O valor em questão foi repassado através de um programa de incentivo a hospitais filantrópicos. Uma denúncia, apresentada por uma ex-funcionária do hospital local à Secretaria da Saúde e à Polícia Federal, alega que houve um acréscimo de 700 mil atendimentos na prestação de contas de fevereiro do ano anterior. Essa suposta manipulação teria inflacionado os repasses ao hospital, elevando-os de R$ 2.300.000 para R$ 8 milhões.

Negociação com o Ministério da Saúde

O prefeito de Altinópolis, Marco Hernane, informou que o Ministério da Saúde publicou uma portaria oficializando o valor real e atualizado da dívida. Em resposta, a prefeitura apresentou uma contraproposta, oferecendo a devolução imediata de R$ 2 milhões e solicitando o parcelamento do restante. O prefeito justificou o pedido de parcelamento, alegando que o valor é elevado e impacta o orçamento municipal, que já está comprometido com sete meses de execução. A administração aguarda a resposta do Ministério.

Apuração Interna e Impacto no Hospital

Uma sindicância interna foi instaurada para apurar um possível erro de digitação na prestação de contas. Segundo o prefeito, as investigações preliminares indicam que pode ter ocorrido um equívoco na digitação dos dados. O hospital filantrópico de Altinópolis, Hospital de Misericórdia, possui um gasto mensal de aproximadamente R$ 570 mil a R$ 600 mil, cobrindo internações e atendimentos ambulatoriais, incluindo um pronto-socorro municipal que funciona 24 horas por dia. O prefeito ressaltou que o erro de digitação ocorreu em um único procedimento e que o Ministério da Saúde, na época, bloqueou o número de atendimentos e pagou apenas o valor real. No entanto, a portaria que determinou a devolução incorporou o erro na série histórica.

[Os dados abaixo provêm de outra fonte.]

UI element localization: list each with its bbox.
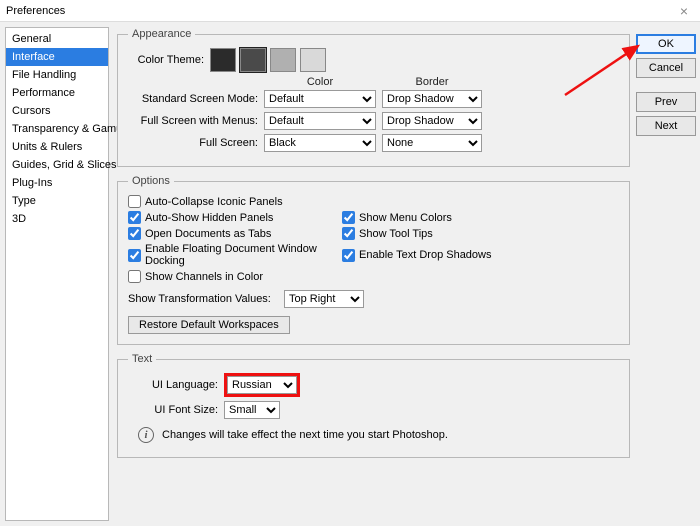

A prefeitura aplicou parte do recurso para pagar despesas do hospital e fornecedores, reservando o restante para a devolução inicial de R$ 2 milhões. O prefeito mencionou que a administração municipal está planejando, em conjunto com a diretoria do hospital, como utilizar os recursos de forma a não prejudicar o funcionamento da instituição. A prefeitura terá que repor a diferença e arcar com a totalidade dos gastos do hospital, em um contexto de crise nos hospitais filantrópicos, onde 80% operam com déficit.

Diante da situação, a prefeitura pretende lançar um movimento para sensibilizar a Secretaria de Estado e o Ministério da Saúde sobre a realidade do subfinanciamento da saúde. Uma audiência pública, convocada pelo Tribunal de Contas do Estado de São Paulo e pelo Ministério Público Federal, está prevista para discutir o tema.

A situação exige uma solução que equilibre a necessidade de devolver os recursos indevidamente recebidos e a manutenção dos serviços de saúde essenciais à população.